Leur parcours est l'illustration parfaite de l'incertitude du sport, avec ce titre en Pro D2 ravi par le biais de trois succès serrés en phase finale, face aux trois premiers du classement. Tout en ayant connaissance de leur faible marge de manœuvre, les Montalbanais se nourrissent de tous les signaux allant dans leur sens. Ils ont apprécié la réaction affichée après la déroute de Lyon (73-12), marquée par un carton rouge et trois essais reçus dans les huit premières minutes. « À Toulouse, malgré le score (68-13), l'entame, l'intensité et le combat n'étaient pas du tout les mêmes », estime Simon Renda, formé à Toulouse, qui aura vécu un moment fort en émotions devant famille et amis.

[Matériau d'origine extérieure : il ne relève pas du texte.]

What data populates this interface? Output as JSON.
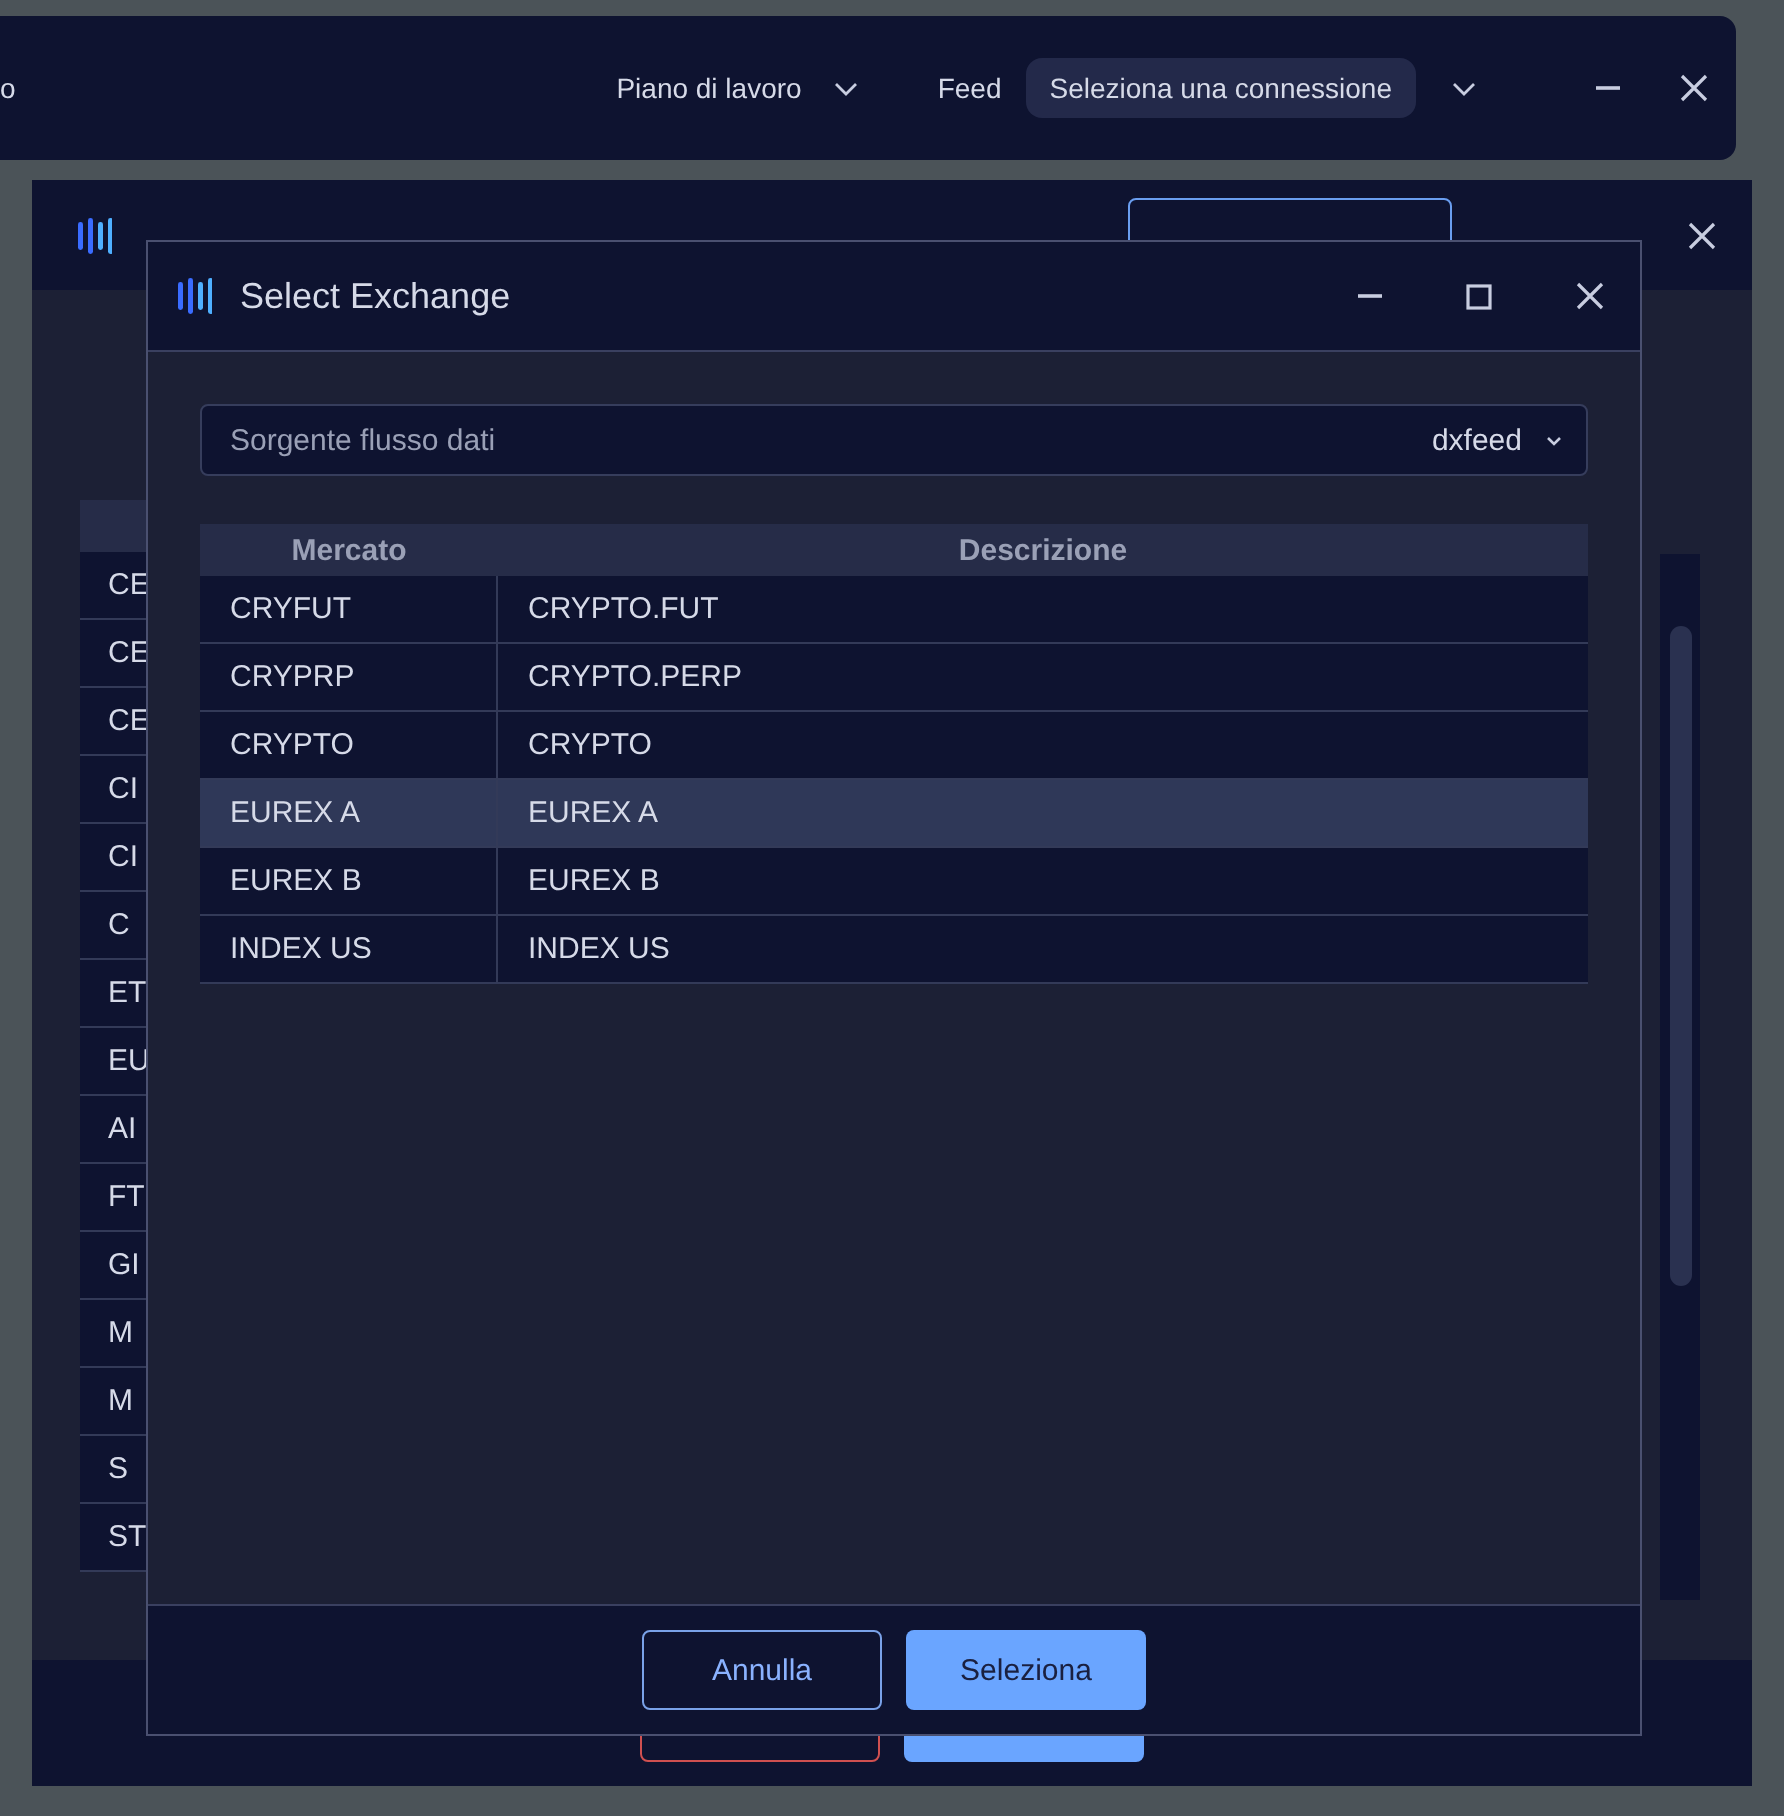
{
  "top_bar": {
    "edge_text": "o",
    "workspace": "Piano di lavoro",
    "feed_label": "Feed",
    "connection": "Seleziona una connessione"
  },
  "back_window": {
    "rows": [
      "CE",
      "CE",
      "CE",
      "CI",
      "CI",
      "C",
      "ET",
      "EU",
      "AI",
      "FT",
      "GI",
      "M",
      "M",
      "S",
      "ST"
    ]
  },
  "dialog": {
    "title": "Select Exchange",
    "source": {
      "placeholder": "Sorgente flusso dati",
      "value": "dxfeed"
    },
    "table": {
      "columns": [
        "Mercato",
        "Descrizione"
      ],
      "rows": [
        {
          "market": "CRYFUT",
          "description": "CRYPTO.FUT",
          "selected": false
        },
        {
          "market": "CRYPRP",
          "description": "CRYPTO.PERP",
          "selected": false
        },
        {
          "market": "CRYPTO",
          "description": "CRYPTO",
          "selected": false
        },
        {
          "market": "EUREX A",
          "description": "EUREX A",
          "selected": true
        },
        {
          "market": "EUREX B",
          "description": "EUREX B",
          "selected": false
        },
        {
          "market": "INDEX US",
          "description": "INDEX US",
          "selected": false
        }
      ]
    },
    "buttons": {
      "cancel": "Annulla",
      "confirm": "Seleziona"
    }
  }
}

Un état d'esprit renouvelé après la trêve
Ce derby a laissé place à une trêve relativement longue, avec des congés (du 2 au 12 mars) et une rentrée progressive. « Ça nous a fait du bien de couper. Personnellement, je me sens mieux pour cette reprise. Et je ne suis pas le seul dans ce cas, les joueurs et le staff étaient contents de ces séances avec intensité. On avait envie de se retrouver et de rejouer, c'est plutôt positif. » Un état d'esprit en réponse au coup de gueule du manager Sébastien Tillous-Borde après Lyon. « Ce que dit Sébastien à la presse, il nous le dit aussi. Et d'un côté, il n'avait pas tort. On pouvait davantage résister à Lyon, malgré l'infériorité numérique. Peut-être que l'équipe s'est un peu trop découragée. »
L'état d'esprit est tout autre désormais, et les incertitudes sont plutôt du côté de Bayonne, douzième et incapable de gagner en 2026 (sept défaites de rang en comptant la Coupe d'Europe). Le manager Grégory Patat a fait les frais de ces mauvais résultats et d'un climat vicié le mois dernier. « Je ne sais pas si c'est le bon moment pour les affronter, encore moins si c'est le meilleur, mais on en discute entre nous. Je pose des questions à Hugo Zabalza qui connaît des joueurs là-bas pour suivre un peu. On ne se dit pas qu'on va profiter de ce « brouillard », car leur groupe semble solidaire, leurs joueurs de qualité. Mais si ça peut affecter le groupe et leur match, ce sera assurément un élément de motivation supplémentaire pour nous. »
Situation de l'infirmerie et suspensions
Le capitaine Fred Quercy purge la dernière de ses quatre semaines de suspension. Au talon, le staff de Tillous-Borde a la chance de voir Jintcharadze revenir car Firmin (acromio-claviculaire) et Greyling (cheville, sa fin de saison est compromise) sont absents. Opérés, Aouf (épaule, saison terminée), Fonnicola (genou, saison terminée) et Jackson (genou) manquent à l'appel. Reilhac (genou) a repris la course et Mouchous est de retour, offrant quelques lueurs d'espoir dans un effectif éprouvé.